No dia 12 de maio, em meio à mais recente ofensiva israelense sobre a Palestina, recebemos com surpresa o anúncio de que a Bienal de Quadrinhos de Curitiba traria Rutu Modan, autora israelense de quadrinhos.

Isso, por si só, já configuraria, no mínimo, uma insensibilidade com o momento. Afinal, são 195 países no mundo, 26 estados brasileiros, e a Bienal precisa convidar justamente uma quadrinista de nacionalidade de um país que está realizando um genocídio contra um povo inteiro? E, mais importante: uma quadrinista que não tem uma posição clara sobre isso?

Nos comentários em seu perfil do Instagram, o evento foi questionado, porém a resposta foi um silêncio retumbante. Nesse momento, em que Israel se aproxima de uma “solução final”, em que ativistas estrangeiros levando ajuda humanitária, incluindo um brasileiro, são sequestrados por Israel em águas internacionais, e que Gaza pode ser considerado o lugar mais faminto do mundo, a Bienal optou por ficar em silêncio. Seus organizadores só se manifestaram em suas redes privadas para chamar os protestos de “gritaria de internet”.

Vale ressaltar que, inicialmente, a organização da Bienal foi questionada somente quanto à posição da autora a respeito do genocídio palestino.

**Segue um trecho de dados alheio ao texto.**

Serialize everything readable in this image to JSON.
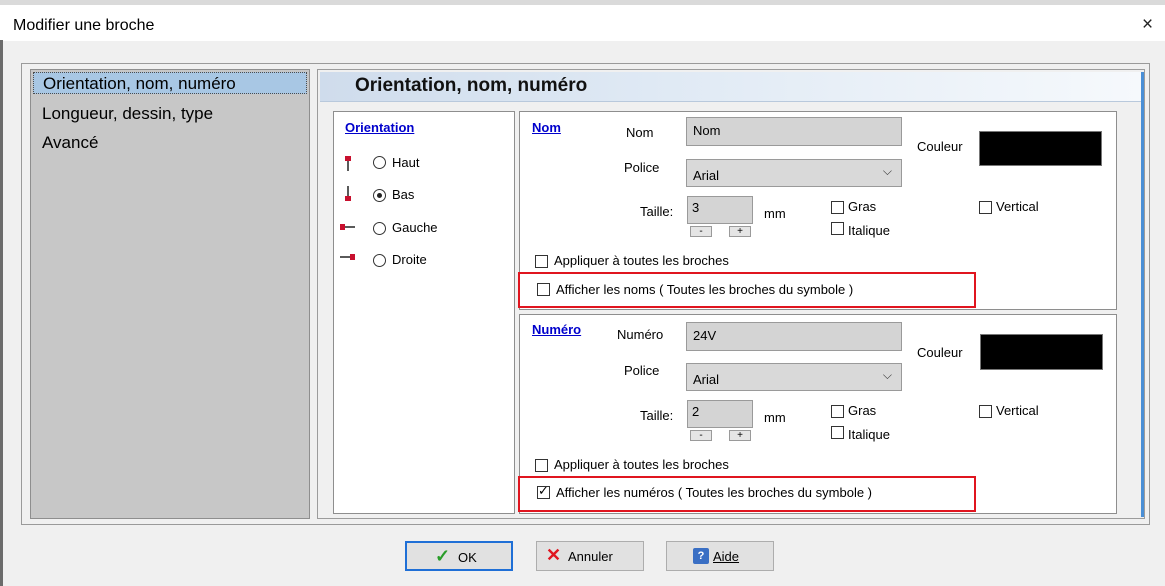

Não houve insultos ao evento, não foi exigido que desconvidassem a autora – afinal, há israelenses que são vocalmente antissionistas. No entanto, esse não é o caso de Modan – ao contrário, as posições da artista corroboram ainda mais para o fato de que é uma insensatez trazê-la neste momento.

Que se destaque: se as pessoas precisam pesquisar se você é contra um genocídio, talvez você não esteja se posicionando o suficientemente contra ele. A postura da autora é dúbia, sendo difícil definir seu posicionamento através de suas redes sociais, por exemplo.

Como cidadãos da potência ocupante, é imprescindível que israelenses que são contra a ocupação usem sua voz e se posicionem de forma enfática contra o genocídio e o processo de colonização da palestina – até porque, caso não o façam, correm o risco de serem usados como propaganda de Israel, principalmente no caso de artistas.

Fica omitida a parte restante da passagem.